政策2026.06.26 · 4分 READ

「AIを使うと、地球に悪い?」——電気と水の話を、正直に【2026年版】

みんなのAI勉強会
NY-BASED WRITER

「AIって、たくさん電気を使うんでしょう? 地球に悪いんじゃないの?」。最近、こんな質問をよく耳にします。とても大事な視点だと思います。じつのところ、AIを使うことはまったくのタダではありません。その裏側では、たくさんの電気や水が使われています。今日はこの話を、こわがらせもせず、ごまかしもせず、正直に見ていきます。

とはいえ、「だからAIを使うのをやめよう」という話ではありません。大事なのは、何が起きているのかを知って、自分に何ができて、何ができないのかを、落ち着いて整理すること。便利さと地球、その両方をどう考えるか。いっしょに見ていきましょう。

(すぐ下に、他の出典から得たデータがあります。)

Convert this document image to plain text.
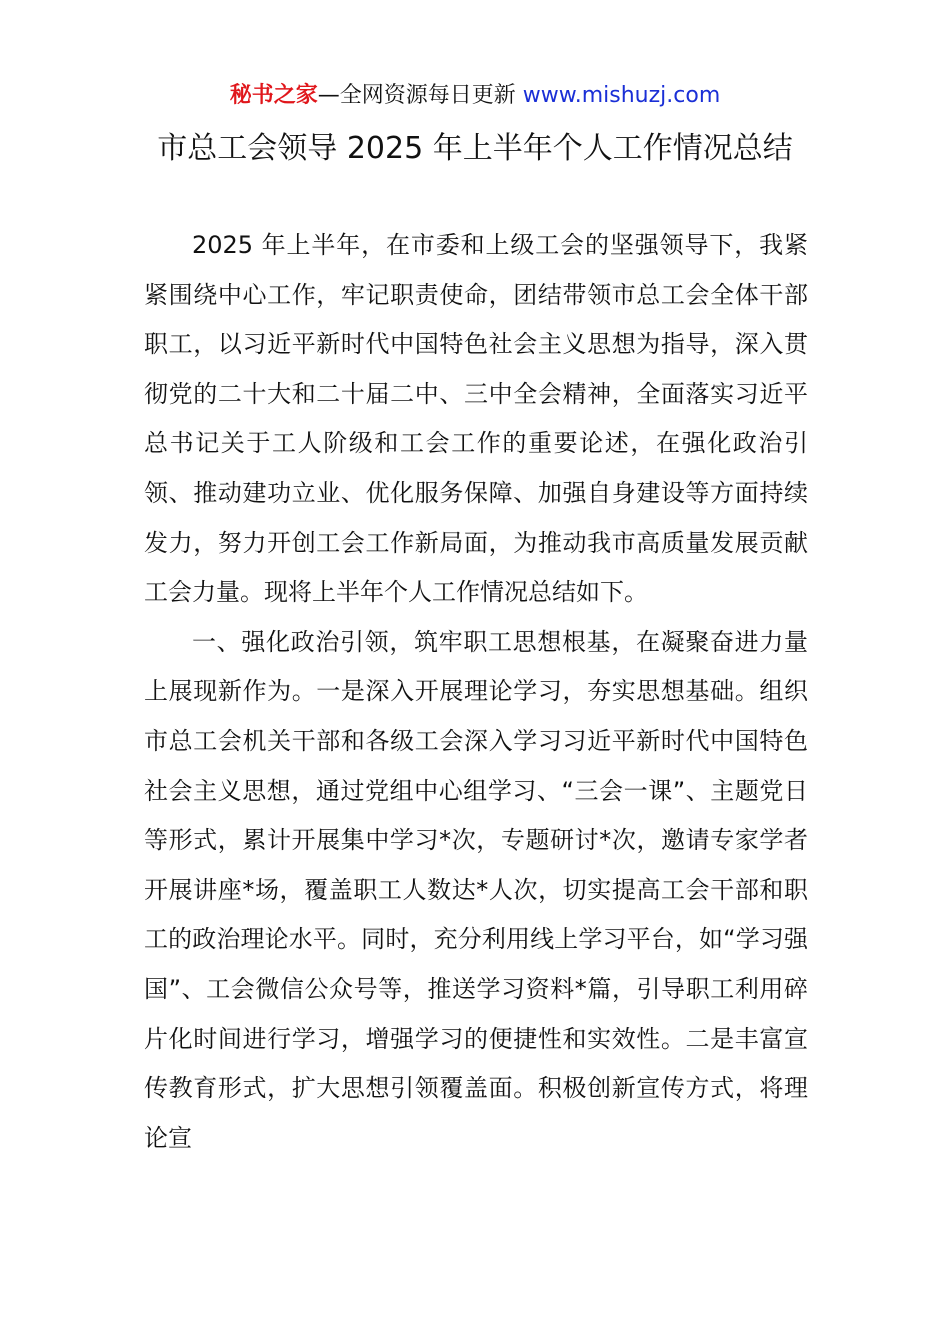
秘书之家—全网资源每日更新 www.mishuzj.com
市总工会领导 2025 年上半年个人工作情况总结

2025 年上半年，在市委和上级工会的坚强领导下，我紧紧围绕中心工作，牢记职责使命，团结带领市总工会全体干部职工，以习近平新时代中国特色社会主义思想为指导，深入贯彻党的二十大和二十届二中、三中全会精神，全面落实习近平总书记关于工人阶级和工会工作的重要论述，在强化政治引领、推动建功立业、优化服务保障、加强自身建设等方面持续发力，努力开创工会工作新局面，为推动我市高质量发展贡献工会力量。现将上半年个人工作情况总结如下。

一、强化政治引领，筑牢职工思想根基，在凝聚奋进力量上展现新作为。一是深入开展理论学习，夯实思想基础。组织市总工会机关干部和各级工会深入学习习近平新时代中国特色社会主义思想，通过党组中心组学习、“三会一课”、主题党日等形式，累计开展集中学习*次，专题研讨*次，邀请专家学者开展讲座*场，覆盖职工人数达*人次，切实提高工会干部和职工的政治理论水平。同时，充分利用线上学习平台，如“学习强国”、工会微信公众号等，推送学习资料*篇，引导职工利用碎片化时间进行学习，增强学习的便捷性和实效性。二是丰富宣传教育形式，扩大思想引领覆盖面。积极创新宣传方式，将理论宣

こわがらず、ごまかさず。AIと地球の話を、正直に見ていきます。

01AIの裏側には、大きな「工場」がある

スマホやパソコンでAIに話しかけると、答えはすぐに返ってきます。でも、その計算をしているのは、あなたの手元の機械ではありません。世界のどこかにある、「データセンター」と呼ばれる巨大な施設です。たくさんのコンピューターがぎっしり並んで、休みなく動き続けています。そこでは、機械を動かすための電気と、熱くなった機械を冷やすための水が、大量に使われています。ふだんは目に入りませんが、AIの便利さは、こうした裏方に支えられているのです。

02どれくらい、環境に影響するの?

正直に言えば、その影響は小さくありません。しかも、これからAIが広く使われるほど、もっと大きくなると見られています。国連なども、AIによる電気や水の使用が世界的に増えていくことに警告を出しています。地域によっては、データセンターの建設や、電気・水の使用をめぐって、住民から心配の声が上がる例も出てきました。AIの環境負担は、いまや社会全体で考えるべき、現実の課題になっています。

AIを支えるデータセンターは、電気・水・土地に、現実の負担をかけています。

03でも、自分の「1回の質問」は?

ここで、少しほっとする話も。あなたがAIに一度質問すること自体が使うエネルギーは、ごくわずかです。環境への大きな負担は、主に、AIをかしこくするための大がかりな訓練や、世界じゅうで膨大に使われること全体から生まれます。ですから、「AIに質問するたびに罪悪感を抱く」必要はありません。とはいえ、小さな一回も、積もれば大きな量になります。その両面を、頭の片すみに置いておくとよさそうです。

04大きな話と、小さな話を分けて考える

この問題は、2つの層に分けると、すっきり考えられます。ひとつは「大きな話」。データセンターをより少ないエネルギーで動かし、よりクリーンな電気を使い、水の負担を減らす。これは国や企業が取り組むべきことで、いちばん大きなカギを握っています。もうひとつは「小さな話」。わたしたち一人ひとりの使い方です。こちらは影響こそ小さいものの、関心を持つこと自体に意味があります。

いちばん効くのは「大きな話」。でも、わたしたちの関心にも、ちゃんと意味があります。

05わたしたちにできる、小さなこと

では、使う側として、肩ひじ張らずにできることを挙げてみます。どれも、がまんや義務ではなく、ちょっとした心がけです。

  • むやみな「打ち直し」を減らす。頼み方を工夫して、一度で伝える
  • なんとなくではなく、役に立つ場面でしっかり使う
  • この話題に関心を持ち、企業や社会の取り組みに目を向ける

大切なのは、過度な罪悪感を抱え込まないこと。AIを使うあなたが悪いわけではありません。本当に効く対策は、社会の側にあります。だからこそ、ひとりで背負い込むのではなく、「こういう課題があるんだ」と知っておくこと。その関心が、めぐりめぐって、よりよい選択を後押しします。

06便利さと、地球と

AIは、とても便利な道具です。そして同時に、見えないところで地球に負担もかけています。そのどちらも、本当のことです。片方だけを見て「最高だ」とも「悪だ」とも決めつけず、両方を知ったうえで、かしこく付き合っていく。それが、これからの時代の、おとなの距離感なのかもしれません。——あなたは、AIと地球のこと、考えてみたことはありましたか。